THE Bank of England increased the base interest rate for the first time in 10 years last week. Many homeowners will start to see a rise in their monthly mortgage payments at a time when the cost of living has already begun to go up.

The rise in interest rates risks stunting growth at a time when it is crucially needed, in the face of a hard Tory Brexit.

But what choice is there? A rise helps strengthen the weakened pound. Inflation is at its highest for decades and the Bank was compelled to act. It seems that there’s no desirable course of action here – it’s a case of looking at the least worst options for surviving Brexit.

The blame for this can be laid squarely at the feet of the Westminster Government. Brexit, from its very conception, has been an unmitigated disaster.

The campaign to leave the EU was won on the back of demonising immigrants, and it’s those who can afford it least who are paying the price of the outcome of the vote.

People with a lot of debt, who are already feeling the squeeze on their wages, will now have to pay out even more to stay afloat.

We all remember the now-infamous claim that leaving the EU would safe the UK £350 million per week.
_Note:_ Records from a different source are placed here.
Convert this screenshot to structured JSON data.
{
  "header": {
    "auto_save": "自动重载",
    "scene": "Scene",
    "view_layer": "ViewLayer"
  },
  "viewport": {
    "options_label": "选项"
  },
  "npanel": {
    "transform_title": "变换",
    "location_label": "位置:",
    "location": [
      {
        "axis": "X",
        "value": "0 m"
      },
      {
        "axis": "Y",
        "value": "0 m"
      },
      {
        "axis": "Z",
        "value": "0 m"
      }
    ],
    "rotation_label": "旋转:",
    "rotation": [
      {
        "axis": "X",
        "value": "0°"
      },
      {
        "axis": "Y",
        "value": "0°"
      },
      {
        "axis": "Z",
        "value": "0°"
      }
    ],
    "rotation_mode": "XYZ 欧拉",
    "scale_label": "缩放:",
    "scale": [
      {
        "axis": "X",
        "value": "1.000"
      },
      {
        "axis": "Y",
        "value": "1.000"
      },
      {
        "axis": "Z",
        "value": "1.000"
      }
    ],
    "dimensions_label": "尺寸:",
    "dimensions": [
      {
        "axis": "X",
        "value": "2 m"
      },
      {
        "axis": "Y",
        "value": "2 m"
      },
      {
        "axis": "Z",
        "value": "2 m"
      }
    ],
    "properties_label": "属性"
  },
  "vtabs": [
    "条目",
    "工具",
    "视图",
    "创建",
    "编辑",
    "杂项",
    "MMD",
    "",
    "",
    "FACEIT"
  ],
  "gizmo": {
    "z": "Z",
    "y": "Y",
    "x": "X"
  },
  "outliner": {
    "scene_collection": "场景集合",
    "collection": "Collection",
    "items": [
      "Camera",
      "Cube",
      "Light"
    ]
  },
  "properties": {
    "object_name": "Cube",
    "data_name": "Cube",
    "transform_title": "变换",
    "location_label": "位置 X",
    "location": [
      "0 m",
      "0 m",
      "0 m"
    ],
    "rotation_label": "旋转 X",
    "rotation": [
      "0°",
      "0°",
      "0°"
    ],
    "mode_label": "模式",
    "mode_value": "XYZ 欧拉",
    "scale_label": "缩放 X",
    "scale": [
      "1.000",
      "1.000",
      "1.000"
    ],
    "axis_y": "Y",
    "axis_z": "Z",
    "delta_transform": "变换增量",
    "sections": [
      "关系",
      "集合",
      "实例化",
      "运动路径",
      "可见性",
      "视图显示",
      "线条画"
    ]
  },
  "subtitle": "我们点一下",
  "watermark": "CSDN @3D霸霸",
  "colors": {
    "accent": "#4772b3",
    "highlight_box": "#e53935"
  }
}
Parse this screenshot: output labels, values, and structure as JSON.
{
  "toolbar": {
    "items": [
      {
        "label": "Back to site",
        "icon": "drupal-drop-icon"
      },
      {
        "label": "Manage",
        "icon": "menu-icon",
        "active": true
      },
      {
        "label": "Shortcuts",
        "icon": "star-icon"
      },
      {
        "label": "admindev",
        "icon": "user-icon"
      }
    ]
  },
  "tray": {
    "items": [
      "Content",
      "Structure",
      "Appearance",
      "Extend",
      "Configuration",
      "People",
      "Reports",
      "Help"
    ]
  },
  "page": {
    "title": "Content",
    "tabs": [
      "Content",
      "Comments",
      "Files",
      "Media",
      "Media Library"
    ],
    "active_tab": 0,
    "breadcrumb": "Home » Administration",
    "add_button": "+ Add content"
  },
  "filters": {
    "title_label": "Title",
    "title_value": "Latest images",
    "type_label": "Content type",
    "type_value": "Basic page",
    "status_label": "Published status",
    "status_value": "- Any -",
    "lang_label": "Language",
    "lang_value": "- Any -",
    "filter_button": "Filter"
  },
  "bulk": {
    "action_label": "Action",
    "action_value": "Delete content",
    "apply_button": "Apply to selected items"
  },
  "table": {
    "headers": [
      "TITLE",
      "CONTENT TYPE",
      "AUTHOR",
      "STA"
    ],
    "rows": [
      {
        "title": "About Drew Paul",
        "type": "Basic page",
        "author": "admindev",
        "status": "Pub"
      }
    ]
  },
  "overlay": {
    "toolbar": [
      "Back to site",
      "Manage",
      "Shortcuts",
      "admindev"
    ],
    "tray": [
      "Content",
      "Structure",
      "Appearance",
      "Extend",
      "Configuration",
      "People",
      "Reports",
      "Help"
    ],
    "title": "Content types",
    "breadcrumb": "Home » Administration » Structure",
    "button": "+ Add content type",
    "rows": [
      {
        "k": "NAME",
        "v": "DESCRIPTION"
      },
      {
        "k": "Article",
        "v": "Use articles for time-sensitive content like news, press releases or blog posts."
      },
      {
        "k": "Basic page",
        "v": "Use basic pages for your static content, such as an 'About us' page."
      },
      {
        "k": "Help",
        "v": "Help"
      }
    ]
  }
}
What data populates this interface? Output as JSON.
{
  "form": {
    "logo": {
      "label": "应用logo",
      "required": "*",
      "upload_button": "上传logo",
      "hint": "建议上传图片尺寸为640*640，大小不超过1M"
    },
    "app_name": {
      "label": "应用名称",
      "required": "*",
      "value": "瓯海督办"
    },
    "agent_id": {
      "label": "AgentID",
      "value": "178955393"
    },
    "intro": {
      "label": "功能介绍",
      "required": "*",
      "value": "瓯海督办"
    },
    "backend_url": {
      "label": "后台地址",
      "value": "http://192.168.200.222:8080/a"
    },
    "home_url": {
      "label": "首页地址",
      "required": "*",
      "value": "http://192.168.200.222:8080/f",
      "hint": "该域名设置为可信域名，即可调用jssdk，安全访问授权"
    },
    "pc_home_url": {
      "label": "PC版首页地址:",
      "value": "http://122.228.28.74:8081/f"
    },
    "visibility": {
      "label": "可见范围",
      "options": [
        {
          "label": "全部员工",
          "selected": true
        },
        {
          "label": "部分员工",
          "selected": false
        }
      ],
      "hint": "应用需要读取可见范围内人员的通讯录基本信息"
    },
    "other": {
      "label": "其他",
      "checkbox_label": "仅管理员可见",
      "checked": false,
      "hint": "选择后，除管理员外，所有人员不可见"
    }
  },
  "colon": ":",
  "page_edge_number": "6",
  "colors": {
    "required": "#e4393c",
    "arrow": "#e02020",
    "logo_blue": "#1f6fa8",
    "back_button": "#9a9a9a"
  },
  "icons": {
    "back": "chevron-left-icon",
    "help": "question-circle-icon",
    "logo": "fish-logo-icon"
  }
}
Now Brexit is projected to cost the UK £300m a week, and you can bet it won’t be Cameron, Johnson or May who will suffer.

There’s no mandate from anyone for a Tory hard Brexit, and Theresa May’s attempt to get one through a snap election was an abject failure – so why are they still pursuing this economic madness?

We will find out the direction of travel for the Conservative Government at the end of the month when Phillip Hammond presents his Autumn Budget.

There’s not a lot of room for manoeuvre. Productivity has stagnated; the cost of public sector debt will go up with the interest rate increase; and the Office for Budget Responsibility has generally predicted a period of slow growth.

Hammond is presiding over a grim future for the UK and there’s not a great deal that the Bank of England can do to reverse things.

Nobel Laureate economist Joseph Stiglitz was in Scotland last week speaking about the Scottish Government’s inclusive growth programme.

He said the UK’s Government’s Brexit negotiations were heading towards disaster and he was “sympathetic” towards independence for Scotland as it would “resolve a lot of uncertainties” around Brexit. It’s certain that we can no longer afford to be saddled to an unfettered and reckless Tory Government at Westminster.

Only independence can help Scotland achieve the fairer, outward-looking nation we deserve. We need to be in the driving seat heading away from a Tory hard Brexit.

You don’t need a Nobel Prize to work that out.